Cengiz Erengil
Olumsuz davranışlar nelerdir? Şikayet etmek, dedikodu yapmak, suçlamak vb. Bunların temelinde korku vardır ve korku egonun, benliğin çocuğudur. Eğer egonun
gerçekten ne olduğunu anlarsanız, kötü davranışları olanları daha iyi anlarsınız. Onlar kim olduklarını bilmiyorlar. Korku buradan kaynaklanıyor. Geçen hafta birisi, ‘sanki kendisi mükemmelmiş gibi’, herkesi eleştiriyordu. Kendi kendime, ‘Ne büyük ego!’ dedim. Sonra yanıma geldi ve bana hayat hikayesini anlattı. Hayatı boyunca beklentileri gerçekleşmemişti. Onun için kendisinin ‘haklı’, tüm ötekilerin ise ‘haksız’ olduğunu göstermek istiyordu. Acı içindeydi. O insanı ve onun gibileri değerlendirirken, ‘acı içinde olduklarını’ unutuyoruz. Evet, bu kötü davranışların altında korku vardır, ego vardır. Entelektüel olarak bunu anlasanız da, bu insanlara sevgi ve saygı duyup, onların iyi niteliklerine odaklanmalısınız.
Tepki Nedir?
Bugünkü konumuz şu: Egomuz tehdit altına girdiğinde nasıl tepki veririz?
Duygularımızla tepki veririz. Bizi mutsuz eden bir sıkıntıyla tepki veririz ve bu tepkiler, kontrolümüzün dışındadır. Bu olumsuz duygular, bilincin enerjisinin rahatsızlığıdır. Çünkü bağımlı olduğum şey tehdit altındadır. Diyelim ki ben, sana bağımlıyım. Sen hem benim dışımdasın, hem de içimdesin. Sonra beni bırakıp giderseniz ya da başkasıyla arkadaşlık etmeye başlarsanız, benim bilincimin enerjisi iniş çıkışlar yaşamaya başlar. Duygularım iniş çıkışlar yaşamaya başlar.
Sevgi hissi ise bundan farklıdır. Kalbimizden gelir. Asıl ve asil niteliklerimizdendir. Sevgi bir histir. Yukarıdaki paragrafta betimlediğimiz ise bağımlılıktır ve duygudur.

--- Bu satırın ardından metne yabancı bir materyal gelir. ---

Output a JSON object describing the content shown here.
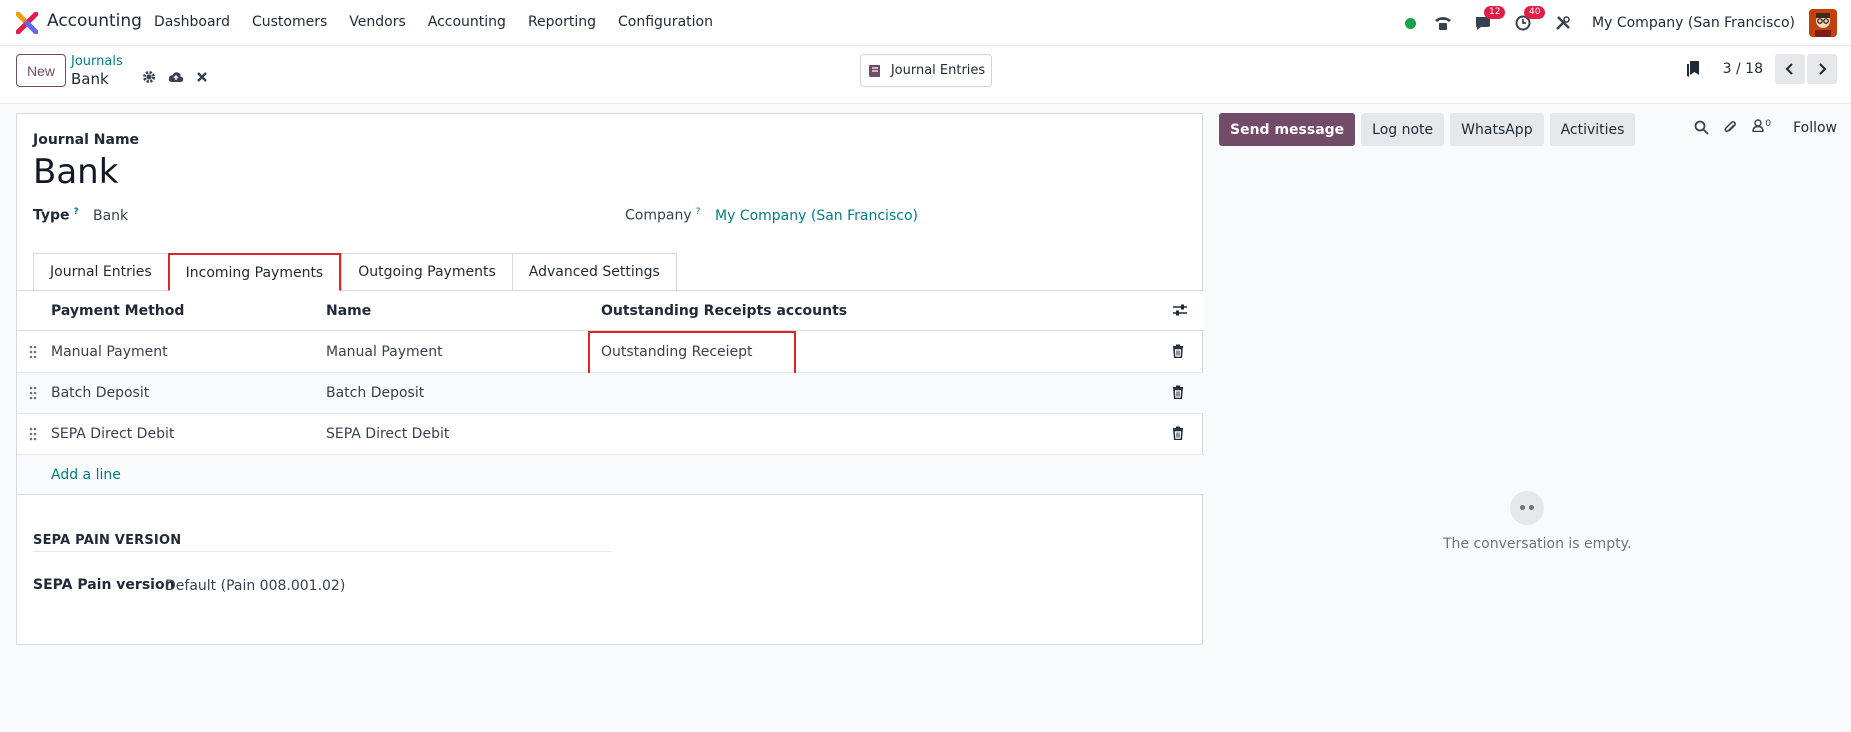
{
  "app": {
    "name": "Accounting"
  },
  "nav": {
    "items": [
      "Dashboard",
      "Customers",
      "Vendors",
      "Accounting",
      "Reporting",
      "Configuration"
    ]
  },
  "systray": {
    "messages_count": "12",
    "activities_count": "40",
    "company": "My Company (San Francisco)"
  },
  "control": {
    "new_label": "New",
    "breadcrumb_parent": "Journals",
    "breadcrumb_current": "Bank",
    "smart_button": "Journal Entries",
    "pager": "3 / 18"
  },
  "form": {
    "journal_name_label": "Journal Name",
    "journal_name": "Bank",
    "type_label": "Type",
    "type_value": "Bank",
    "company_label": "Company",
    "company_value": "My Company (San Francisco)",
    "help_mark": "?"
  },
  "tabs": [
    "Journal Entries",
    "Incoming Payments",
    "Outgoing Payments",
    "Advanced Settings"
  ],
  "active_tab": "Incoming Payments",
  "table": {
    "headers": [
      "Payment Method",
      "Name",
      "Outstanding Receipts accounts"
    ],
    "rows": [
      {
        "method": "Manual Payment",
        "name": "Manual Payment",
        "account": "Outstanding Receiept"
      },
      {
        "method": "Batch Deposit",
        "name": "Batch Deposit",
        "account": ""
      },
      {
        "method": "SEPA Direct Debit",
        "name": "SEPA Direct Debit",
        "account": ""
      }
    ],
    "add_line": "Add a line"
  },
  "sepa": {
    "section_title": "SEPA PAIN VERSION",
    "label": "SEPA Pain version",
    "value": "Default (Pain 008.001.02)"
  },
  "chatter": {
    "send_message": "Send message",
    "log_note": "Log note",
    "whatsapp": "WhatsApp",
    "activities": "Activities",
    "followers_count": "0",
    "follow": "Follow",
    "empty_text": "The conversation is empty."
  },
  "colors": {
    "brand": "#714b67",
    "link": "#017e84",
    "highlight": "#dc2626"
  }
}
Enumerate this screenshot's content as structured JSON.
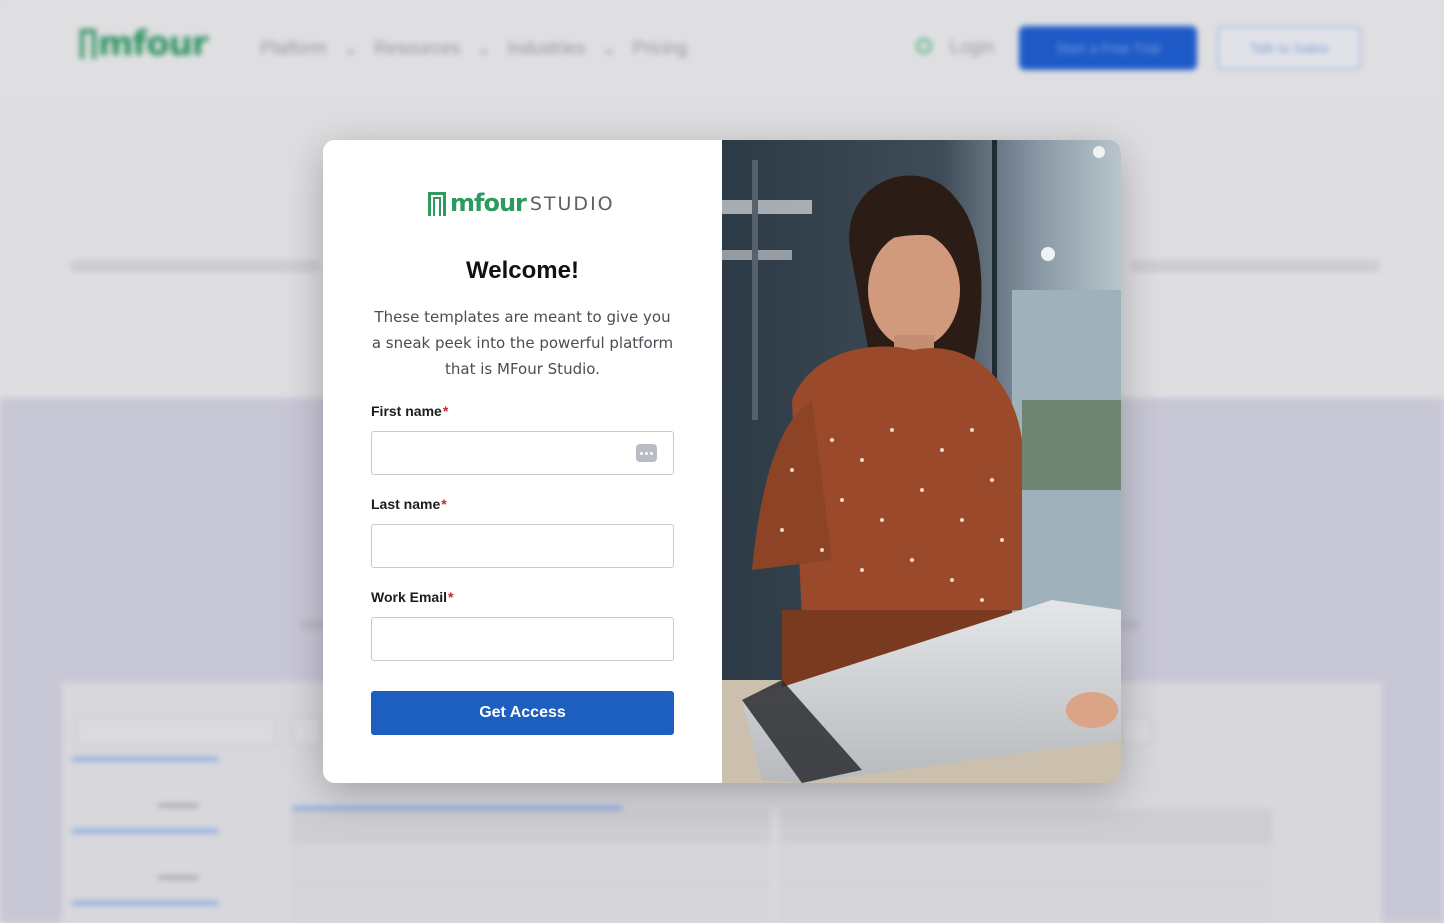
{
  "background_page": {
    "logo": "mfour",
    "nav": [
      "Platform",
      "Resources",
      "Industries",
      "Pricing"
    ],
    "login": "Login",
    "cta_primary": "Start a Free Trial",
    "cta_secondary": "Talk to Sales"
  },
  "modal": {
    "brand_name": "mfour",
    "brand_sub": "STUDIO",
    "title": "Welcome!",
    "description": "These templates are meant to give you a sneak peek into the powerful platform that is MFour Studio.",
    "fields": {
      "first_name_label": "First name",
      "last_name_label": "Last name",
      "email_label": "Work Email",
      "required_mark": "*"
    },
    "submit_label": "Get Access"
  },
  "colors": {
    "brand_green": "#2e9a5f",
    "button_blue": "#1c5fbe",
    "required_red": "#c2272d"
  }
}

‘Seni seviyorum’ diyen insanların çoğu aslında ‘Seni arzu ediyorum’ demek istiyorlar. Duygular birer uyuşturucu gibidirler. İnsanlar duygusal iniş çıkışlarının tiryakisi oluyorlar. Çeşitli filmleri seyredip heyecanlanıyoruz, haz duyuyoruz. ‘Bu duyguları, heyecanları yaşamasam ölü gibi olurum’ derler. En büyük korkuları ise sıkıntıdır. Halil Gibran, ‘Tüm günahların kaynağı sıkıntıdır’ demişti. O eksiklik duygusunu doldurmaya çalışıyorlar. Duygular acele yenen abur cubur gibidir. Sizi bir anda doldurur. Kendinizi bir an için iyi hissedersiniz. Fakat bu gerçek bir doygunluk değildir.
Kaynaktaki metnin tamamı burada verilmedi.